After that, stitched wheels will start to get your shine. Once that is carried out and you have a sort of deep lustre the string cotton (plastic polishing wheel) comes into action to give you that chrome like finish that we all want.
If you are after a brushed effect to the finish, then invest in a brass wheel. This can also be used very effectively when cleaning up silver soldered parts.

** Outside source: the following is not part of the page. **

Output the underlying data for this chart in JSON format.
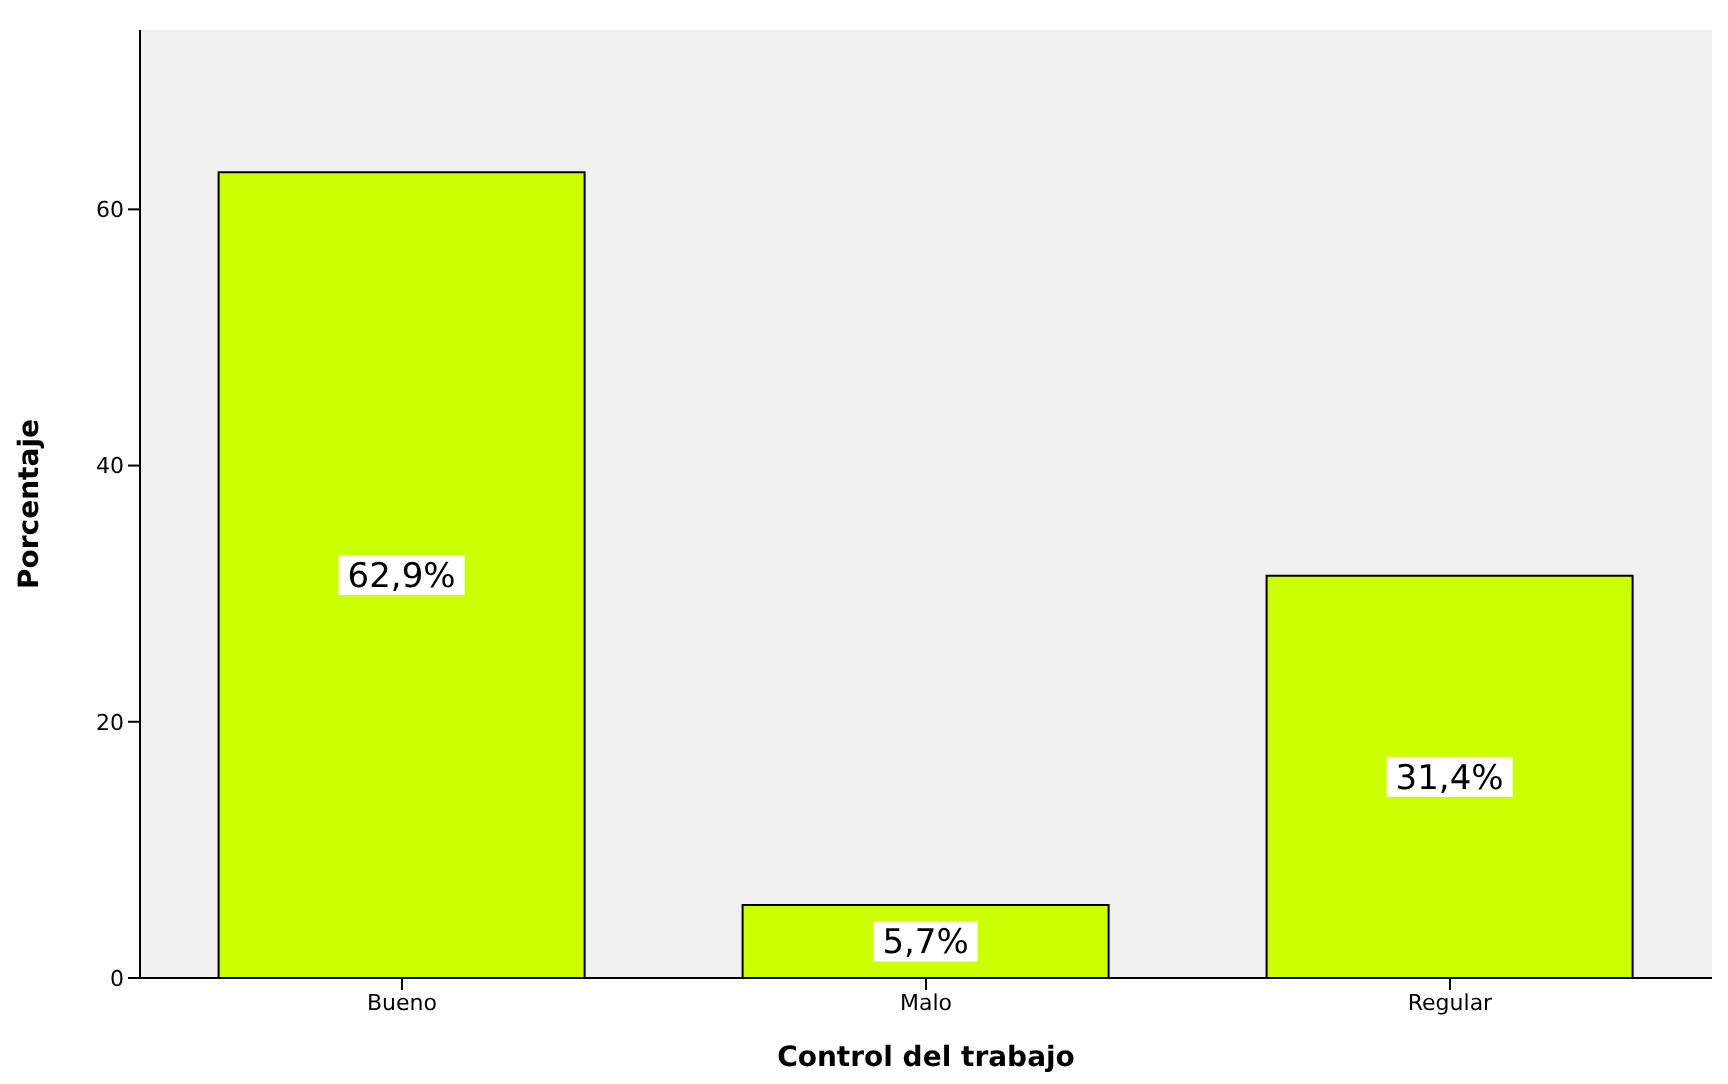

When it starts to become ineffective (brass wires bent back) then just turn it around on the pigtail and it will be just like new.

http://www.proopsbrothers.com/6x22-...ng-wheel-polishing-mop-brush-x1231-1130-p.asp.

There is a lot more to it than this, but these are the basics.


John


----------



## bazmak (Jul 23, 2017)

I remember doing the cast iron fireplace with fine polish and cloth
we called it burnishing


----------



## Nick Hulme (Jul 29, 2017)

nautilus29 said:


> I wonder if the hard felt wheels I'm using is hurting my feel.



Finishing wheels are a stack of cotton sheets sewn together. 
Part of the advantage of these finishing wheels is that it's almost impossible to apply too much pressure, they are also the only wheel style which will work properly with a fine finishing polish, coarser wheels will leave artefacts and often lead to the conclusion that polishes like Autosol don't give a true mirror finish, they do if used correctly ;-) 

 - Nick


----------



## goldstar31 (Jul 29, 2017)

Ah Yes- the three B's or Bullsh1t Baffles Brains. The RAF Museum at Cosford has a DH Devon C1 which was originally made as a Dove and registered VP-952. She came to RAF Hendon in 1949 to replace the aging Avro Anson 19's of RAF 31 Squadron( The Goldstars)

She was polished by the pilot and he polished through the cladding and had to be rebuilt.

'981 was the boss of Coastal Command's private kite and it became the hack for the Battle of Britain Memorial Flight after its Hendon days. 

They were ALL looked after by LAC John Leggett who also looked after Jimmy Robbs Spitfire SL-721-- JM-R which is still flying.

We're still mates though John is a bit shaky now

Happy Days

Norm


----------